Dans le Vaucluse, le versement du RSA est désormais conditionné à 15 heures hebdomadaires de « remobilisation vers l’emploi ». Un dangereux non-sens pour les paysans qui le touchent et en dépendent pour vivre.

Et voilà que le département de Vaucluse menace de lui retirer son RSA si elle ne s’inscrit pas dans un « contrat d’engagement réciproque ». Elle serait contrainte à 15 heures par semaine de formation et de mise en situation professionnelle, et cela sur six semaines. Sans quoi son revenu serait suspendu.

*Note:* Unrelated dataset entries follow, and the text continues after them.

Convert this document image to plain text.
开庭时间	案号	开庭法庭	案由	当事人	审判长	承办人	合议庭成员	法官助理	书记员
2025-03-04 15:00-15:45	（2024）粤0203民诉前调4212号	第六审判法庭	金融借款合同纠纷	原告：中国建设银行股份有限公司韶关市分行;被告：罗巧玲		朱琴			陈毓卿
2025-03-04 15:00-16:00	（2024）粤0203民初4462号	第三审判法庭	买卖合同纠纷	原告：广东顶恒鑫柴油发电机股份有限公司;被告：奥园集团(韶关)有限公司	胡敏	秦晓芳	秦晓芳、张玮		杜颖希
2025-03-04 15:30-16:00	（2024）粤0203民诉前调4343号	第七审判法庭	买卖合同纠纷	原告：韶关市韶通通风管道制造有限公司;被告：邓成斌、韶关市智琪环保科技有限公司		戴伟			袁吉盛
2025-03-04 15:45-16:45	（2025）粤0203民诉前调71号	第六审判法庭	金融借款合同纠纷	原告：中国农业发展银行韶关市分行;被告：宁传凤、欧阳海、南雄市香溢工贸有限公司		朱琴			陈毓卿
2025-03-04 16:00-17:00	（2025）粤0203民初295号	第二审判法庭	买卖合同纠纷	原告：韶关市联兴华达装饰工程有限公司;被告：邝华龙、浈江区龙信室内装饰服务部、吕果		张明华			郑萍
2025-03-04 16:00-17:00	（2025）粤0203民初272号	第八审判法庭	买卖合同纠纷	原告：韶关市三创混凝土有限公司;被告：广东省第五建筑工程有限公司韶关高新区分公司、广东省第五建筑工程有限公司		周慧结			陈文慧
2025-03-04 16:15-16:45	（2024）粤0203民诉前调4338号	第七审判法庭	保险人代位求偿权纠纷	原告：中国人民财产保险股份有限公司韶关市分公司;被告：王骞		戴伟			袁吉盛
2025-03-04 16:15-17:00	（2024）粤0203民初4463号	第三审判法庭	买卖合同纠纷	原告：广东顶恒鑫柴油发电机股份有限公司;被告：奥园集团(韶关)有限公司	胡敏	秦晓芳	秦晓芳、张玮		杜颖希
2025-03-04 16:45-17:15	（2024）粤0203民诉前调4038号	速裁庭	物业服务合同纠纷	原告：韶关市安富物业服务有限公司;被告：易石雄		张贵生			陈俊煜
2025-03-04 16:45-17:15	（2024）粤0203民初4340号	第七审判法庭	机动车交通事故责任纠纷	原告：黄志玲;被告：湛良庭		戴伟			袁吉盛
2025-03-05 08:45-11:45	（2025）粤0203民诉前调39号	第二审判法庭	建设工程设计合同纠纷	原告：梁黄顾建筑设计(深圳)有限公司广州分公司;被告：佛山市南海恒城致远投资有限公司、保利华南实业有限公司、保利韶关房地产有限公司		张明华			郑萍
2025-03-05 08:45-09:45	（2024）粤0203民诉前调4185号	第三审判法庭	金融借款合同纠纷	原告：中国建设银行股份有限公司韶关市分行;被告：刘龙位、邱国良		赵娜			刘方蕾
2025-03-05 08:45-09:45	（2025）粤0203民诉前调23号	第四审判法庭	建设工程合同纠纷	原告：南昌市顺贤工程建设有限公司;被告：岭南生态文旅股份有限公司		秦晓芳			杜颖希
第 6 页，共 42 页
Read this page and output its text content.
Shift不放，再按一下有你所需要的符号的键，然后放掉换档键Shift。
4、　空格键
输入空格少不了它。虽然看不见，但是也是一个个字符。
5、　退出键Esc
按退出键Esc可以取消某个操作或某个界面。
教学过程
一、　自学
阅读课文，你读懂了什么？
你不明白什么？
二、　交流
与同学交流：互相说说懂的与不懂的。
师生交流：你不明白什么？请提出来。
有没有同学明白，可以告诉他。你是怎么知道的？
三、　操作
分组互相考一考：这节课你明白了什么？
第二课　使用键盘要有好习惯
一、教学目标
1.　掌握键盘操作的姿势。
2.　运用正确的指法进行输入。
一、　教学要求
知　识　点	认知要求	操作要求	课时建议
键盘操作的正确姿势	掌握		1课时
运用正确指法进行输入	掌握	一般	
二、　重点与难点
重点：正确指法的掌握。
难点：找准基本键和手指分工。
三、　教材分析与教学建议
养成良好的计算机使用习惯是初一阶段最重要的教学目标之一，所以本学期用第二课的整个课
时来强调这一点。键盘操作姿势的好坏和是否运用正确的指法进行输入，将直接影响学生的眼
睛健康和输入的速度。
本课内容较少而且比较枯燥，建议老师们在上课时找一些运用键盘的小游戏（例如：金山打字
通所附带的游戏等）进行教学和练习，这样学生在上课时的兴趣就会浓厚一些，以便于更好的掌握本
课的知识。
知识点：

Comme Nathalie Wouters, 150 foyers paysans dépendent du RSA dans le département, selon la mutualité sociale agricole (MSA) Alpes-Vaucluse, l’organisme qui gère les prestations sociales des agriculteurs. Selon la loi « pour le retour au plein emploi » promue par le gouvernement, ce conditionnement du RSA est actuellement en expérimentation dans quarante-sept départements et deviendra obligatoire pour tous les bénéficiaires en France à partir de janvier 2025. (...)

Objectif du Département : « une baisse des allocataires »

Le Vaucluse, cinquième département le plus pauvre de France métropolitaine, compte 15 100 personnes au RSA. Dans sa réponse à Reporterre, l’institution assume de rechercher un « retour sur investissement à long terme », qui se traduirait par « une baisse des allocataires ». (...)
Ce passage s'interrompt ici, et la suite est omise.